Vingt ans de frictions : vingt ans de batailles perdues devant les tribunaux et gagnées au Parlement. Voilà en quelques mots le bilan des actions menées par la profession pour retrouver une liberté d'expression après le vote de la loi Evin en janvier 1991. Et ce n'est pas fini. D'autres escarmouches s'annoncent. Au début du mois, un syndicat d'appellation a présenté son nouveau thème de communication : le partage, la convivialité. Il a décidé de rappeler que le vin égaye les moments entre amoureux, entre amis ou en famille. Une évidence pour nous. Mais la loi Evin interdit à la publicité de le dire.

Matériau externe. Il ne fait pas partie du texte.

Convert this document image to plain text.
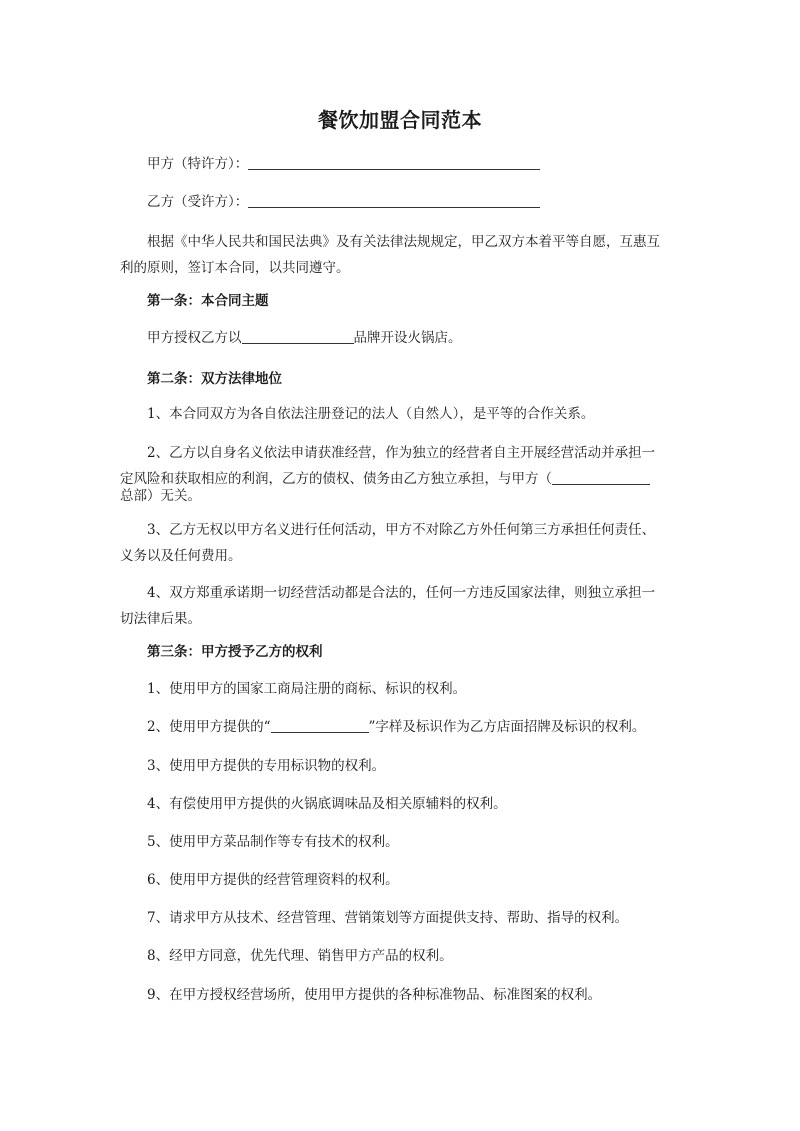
餐饮加盟合同范本
甲方（特许方）：
乙方（受许方）：
根据《中华人民共和国民法典》及有关法律法规规定，甲乙双方本着平等自愿，互惠互
利的原则，签订本合同，以共同遵守。
第一条：本合同主题
甲方授权乙方以	品牌开设火锅店。
第二条：双方法律地位
1、本合同双方为各自依法注册登记的法人（自然人），是平等的合作关系。
2、乙方以自身名义依法申请获准经营，作为独立的经营者自主开展经营活动并承担一
定风险和获取相应的利润，乙方的债权、债务由乙方独立承担，与甲方（
总部）无关。
3、乙方无权以甲方名义进行任何活动，甲方不对除乙方外任何第三方承担任何责任、
义务以及任何费用。
4、双方郑重承诺期一切经营活动都是合法的，任何一方违反国家法律，则独立承担一
切法律后果。
第三条：甲方授予乙方的权利
1、使用甲方的国家工商局注册的商标、标识的权利。
2、使用甲方提供的“	”字样及标识作为乙方店面招牌及标识的权利。
3、使用甲方提供的专用标识物的权利。
4、有偿使用甲方提供的火锅底调味品及相关原辅料的权利。
5、使用甲方菜品制作等专有技术的权利。
6、使用甲方提供的经营管理资料的权利。
7、请求甲方从技术、经营管理、营销策划等方面提供支持、帮助、指导的权利。
8、经甲方同意，优先代理、销售甲方产品的权利。
9、在甲方授权经营场所，使用甲方提供的各种标准物品、标准图案的权利。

Les associations qui veillent au grain demanderont-elles aux tribunaux de rappeler l'audacieux syndicat à l'ordre ? On peut parier que oui. Elles ont obtenu des juges qu'ils condamnent chaque écart, même les plus infimes comme « la nuit en rose », le slogan inventé par Moët et Chandon pour son champagne rosé. Elles ont même fait condamner « Le Parisien » et « Les Echos » pour avoir écrit des articles trop élogieux sur le vin !
Face aux gardiens de l'orthodoxie, la filière a bénéficié du soutien d'une poignée de parlementaires élus des régions viticoles. A plusieurs reprises, ils ont amendé la loi Evin. Ils ont ainsi obtenu l'autorisation de l'affichage, le droit de décrire l'origine, la couleur et le goût des vins, puis celui de faire de la publicité sur internet. A chaque fois, ces députés et sénateurs se sont heurtés au gouvernement, oublieux de ses promesses ou tétanisé par les prédictions effrayantes des associations de lutte contre l'alcoolisme. Mais ils ont tenu bon. Ils sont plus proches du terrain que des hautes sphères qui dictent la pensée correcte. Ils savent que la filière a besoin de communiquer pour valoriser ses vins. Ils jugent cela légitime et conciliable avec la santé publique.
D'autant plus qu'en vingt ans, la viticulture a fait sa révolution. Avant la loi Evin, elle ne voulait pas entendre parler des méfaits de la consommation excessive. Depuis, elle s'est engagée contre ce fléau en prônant l'éducation à la modération. Il serait temps que le camp d'en face retire aussi ses œillères. Il serait temps qu'il admette que l'on ne suscite pas l'alcoolisme avec des publicités affirmant que le vin est affaire de convivialité.